After a short lull in pricing, guidance issued on several European MBS deals last week promises to add depth to volumes. About 20 billion ($26 billion) of notes were actively marketing at the week's start.

Year-to-date supply continues to fall below levels recorded at the same time last year, according to market reports. However, the pipeline for April holds some interesting names that should be met with strong investor demand, sheltering the market from significant spread widening.

Some spread widening has put an end to the 18-month tightening bias, signalling a shift in investor focus to downside risk. According to research from Dresdner Kleinwort Wasserstein, the five-year RMBS note widened by 1.25 basis points on the back of upcoming concentrated short-term supply and a limited investor base. CMBS has widened by one basis point at the triple-A level, and spreads have softened a few basis points further down the curve.

"We feel the one to two basis point widening should be taken in the context of how far spreads have tightened in the last 18 months," said analysts at JPMorgan Securities. "Going forward we believe ABS spreads will be more reactive to moves in unsecured credit spreads, particularly now that the ABS spread pick-up has eroded."

What's on in the week?

The Italian mortgage market has experienced 42% growth between 2000 and 2003, market reports maintain. Last week, the largest Italian RMBS deal to date was announced - a 3 billion transaction backed by mortgage loans from UniCredit Banca, a unit of UniCredito Italiano, one of the largest banking groups in Italy. Fast and slow pay triple-A rated notes are offered with 1.8-year and 6.7-year average lives, as well as double-A and triple-B rated notes. Morgan Stanley and UniCredit Banca are joint-lead managers on the deal. The provisional pool had a 51.6% weighted average LTV and 40 months of seasoning.

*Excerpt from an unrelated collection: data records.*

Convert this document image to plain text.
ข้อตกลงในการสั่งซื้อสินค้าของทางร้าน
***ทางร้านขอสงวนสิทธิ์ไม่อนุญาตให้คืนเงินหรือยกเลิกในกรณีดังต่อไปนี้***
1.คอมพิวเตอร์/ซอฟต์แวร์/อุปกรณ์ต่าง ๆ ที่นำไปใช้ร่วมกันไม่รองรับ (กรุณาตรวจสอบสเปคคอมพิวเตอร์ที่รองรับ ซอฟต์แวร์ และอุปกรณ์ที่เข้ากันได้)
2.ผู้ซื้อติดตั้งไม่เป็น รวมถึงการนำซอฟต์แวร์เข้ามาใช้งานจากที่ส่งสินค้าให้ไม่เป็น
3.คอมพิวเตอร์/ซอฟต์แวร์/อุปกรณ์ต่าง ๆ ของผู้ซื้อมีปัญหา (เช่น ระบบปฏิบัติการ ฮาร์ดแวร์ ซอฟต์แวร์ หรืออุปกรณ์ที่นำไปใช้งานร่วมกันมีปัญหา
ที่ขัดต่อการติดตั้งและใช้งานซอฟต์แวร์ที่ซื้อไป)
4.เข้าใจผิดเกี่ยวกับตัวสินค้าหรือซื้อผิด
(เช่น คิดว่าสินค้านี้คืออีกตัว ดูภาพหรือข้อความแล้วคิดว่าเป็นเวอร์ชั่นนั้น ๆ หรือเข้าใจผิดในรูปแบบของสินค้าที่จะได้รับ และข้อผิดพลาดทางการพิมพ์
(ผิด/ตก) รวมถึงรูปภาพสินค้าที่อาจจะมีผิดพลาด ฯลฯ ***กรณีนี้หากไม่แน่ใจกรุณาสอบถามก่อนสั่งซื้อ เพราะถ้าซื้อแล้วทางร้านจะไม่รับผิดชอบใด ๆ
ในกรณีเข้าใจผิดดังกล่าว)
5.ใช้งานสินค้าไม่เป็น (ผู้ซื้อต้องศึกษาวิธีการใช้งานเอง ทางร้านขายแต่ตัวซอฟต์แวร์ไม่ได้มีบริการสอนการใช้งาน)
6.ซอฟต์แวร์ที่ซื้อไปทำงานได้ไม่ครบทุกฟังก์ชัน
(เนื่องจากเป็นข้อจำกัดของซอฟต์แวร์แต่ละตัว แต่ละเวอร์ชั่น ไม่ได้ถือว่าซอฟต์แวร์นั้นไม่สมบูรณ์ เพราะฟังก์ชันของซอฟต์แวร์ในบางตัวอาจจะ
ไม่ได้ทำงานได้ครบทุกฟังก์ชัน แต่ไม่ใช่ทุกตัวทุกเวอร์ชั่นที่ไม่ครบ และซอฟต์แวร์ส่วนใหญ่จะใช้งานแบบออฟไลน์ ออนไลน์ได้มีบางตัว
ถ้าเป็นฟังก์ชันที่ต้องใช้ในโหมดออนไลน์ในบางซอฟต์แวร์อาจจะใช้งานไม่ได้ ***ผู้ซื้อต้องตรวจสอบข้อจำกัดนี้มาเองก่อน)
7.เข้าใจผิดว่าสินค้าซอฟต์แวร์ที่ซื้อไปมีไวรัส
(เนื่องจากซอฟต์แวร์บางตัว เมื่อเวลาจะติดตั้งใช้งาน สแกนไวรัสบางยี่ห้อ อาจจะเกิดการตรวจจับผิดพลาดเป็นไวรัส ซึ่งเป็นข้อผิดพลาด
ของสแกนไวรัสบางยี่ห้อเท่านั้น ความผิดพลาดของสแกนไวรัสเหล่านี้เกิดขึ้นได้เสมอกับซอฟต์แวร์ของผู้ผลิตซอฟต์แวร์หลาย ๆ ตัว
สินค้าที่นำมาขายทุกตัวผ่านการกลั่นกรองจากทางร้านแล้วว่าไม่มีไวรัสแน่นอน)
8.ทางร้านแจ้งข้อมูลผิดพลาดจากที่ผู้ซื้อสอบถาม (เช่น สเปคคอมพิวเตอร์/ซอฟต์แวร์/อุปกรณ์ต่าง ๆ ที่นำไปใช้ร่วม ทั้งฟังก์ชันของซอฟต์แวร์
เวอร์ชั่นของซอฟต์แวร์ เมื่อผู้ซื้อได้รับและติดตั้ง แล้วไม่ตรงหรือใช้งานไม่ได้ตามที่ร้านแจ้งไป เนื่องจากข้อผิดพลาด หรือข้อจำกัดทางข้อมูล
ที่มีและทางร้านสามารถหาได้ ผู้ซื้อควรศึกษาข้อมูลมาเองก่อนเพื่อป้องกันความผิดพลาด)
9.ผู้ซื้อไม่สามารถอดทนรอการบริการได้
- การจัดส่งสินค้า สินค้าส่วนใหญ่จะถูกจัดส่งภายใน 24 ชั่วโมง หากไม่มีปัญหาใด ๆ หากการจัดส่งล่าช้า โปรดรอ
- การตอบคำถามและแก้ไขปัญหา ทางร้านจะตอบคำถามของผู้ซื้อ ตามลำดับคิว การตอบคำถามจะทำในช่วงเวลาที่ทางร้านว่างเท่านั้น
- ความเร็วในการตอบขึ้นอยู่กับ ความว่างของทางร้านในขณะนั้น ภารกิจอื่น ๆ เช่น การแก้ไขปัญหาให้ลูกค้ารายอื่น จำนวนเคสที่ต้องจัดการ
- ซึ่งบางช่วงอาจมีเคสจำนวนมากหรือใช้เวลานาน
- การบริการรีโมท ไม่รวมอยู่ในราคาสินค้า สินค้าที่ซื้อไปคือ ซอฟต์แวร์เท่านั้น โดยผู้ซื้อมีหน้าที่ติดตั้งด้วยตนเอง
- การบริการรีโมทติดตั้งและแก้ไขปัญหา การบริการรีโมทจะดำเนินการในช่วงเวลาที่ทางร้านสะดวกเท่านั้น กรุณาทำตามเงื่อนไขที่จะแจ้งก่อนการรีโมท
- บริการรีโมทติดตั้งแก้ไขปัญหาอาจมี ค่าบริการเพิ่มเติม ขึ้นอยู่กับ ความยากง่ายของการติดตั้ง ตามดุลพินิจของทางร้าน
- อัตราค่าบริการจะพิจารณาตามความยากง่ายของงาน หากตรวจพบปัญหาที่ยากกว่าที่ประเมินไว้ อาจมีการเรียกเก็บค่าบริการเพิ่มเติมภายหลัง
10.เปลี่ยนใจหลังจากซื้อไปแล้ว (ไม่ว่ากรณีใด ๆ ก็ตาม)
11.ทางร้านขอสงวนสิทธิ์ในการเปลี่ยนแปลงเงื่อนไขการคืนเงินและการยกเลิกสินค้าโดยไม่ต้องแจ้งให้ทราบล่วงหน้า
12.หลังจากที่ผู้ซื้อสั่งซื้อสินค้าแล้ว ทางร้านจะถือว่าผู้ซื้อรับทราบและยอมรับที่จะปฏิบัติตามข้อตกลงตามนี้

Dealers priced Unipol Banca's 655 million Castoro RMBS. The deal offered investors 622.5 million of class A notes and 26 million of single-A rated notes. Both tranches priced within guidance levels.

Guidance was issued for Saecure 5, the 1.2 billion Dutch RMBS transaction from Aegon Life. The class A tranche with a 4.8-year average life was talked at nine to 10 basis points over three-month Euribor. The provisional pool had 3.5 years seasoning and a 79.2% weighted average LTV.

From the U.K., Bradford & Bingley lined up the second issue from its Aire Valley master trust. The GBP1.5 billion ($2.8 billion) Aire Valley Mortgages 2005-1 offering backed by buy-to-let mortgages is expected to price in line with the first Aire Valley deal launched last September. The Aire Valley Mortgages 2004-1 priced at a premium to other U.K. master trusts across the capital structure on the back of investor perception of riskier underlying collateral and mixed views regarding the buy-to-let market's direction, market sources said. Aire Valley Mortgages 2004-1 is expected to do the same.

Lehman Brothers priced all tranches of its GBP400 million ($753 million) non-conforming RMBS Preferred Residential Securities 2005-1 offering at the tighter end of guidance except for the E class, which came in 25 basis points outside of talk at 325 basis points over three month Libor. "Last week we saw some spread weakness across the board, and AAA' subprime/non-conforming spreads widened by 0.5 basis points (to 14.5 basis points [for sterling piece] and 14 basis points [for euro piece])," reported analysts at Dresdner. "The two triple-A tranches of this deal have priced in line with these levels."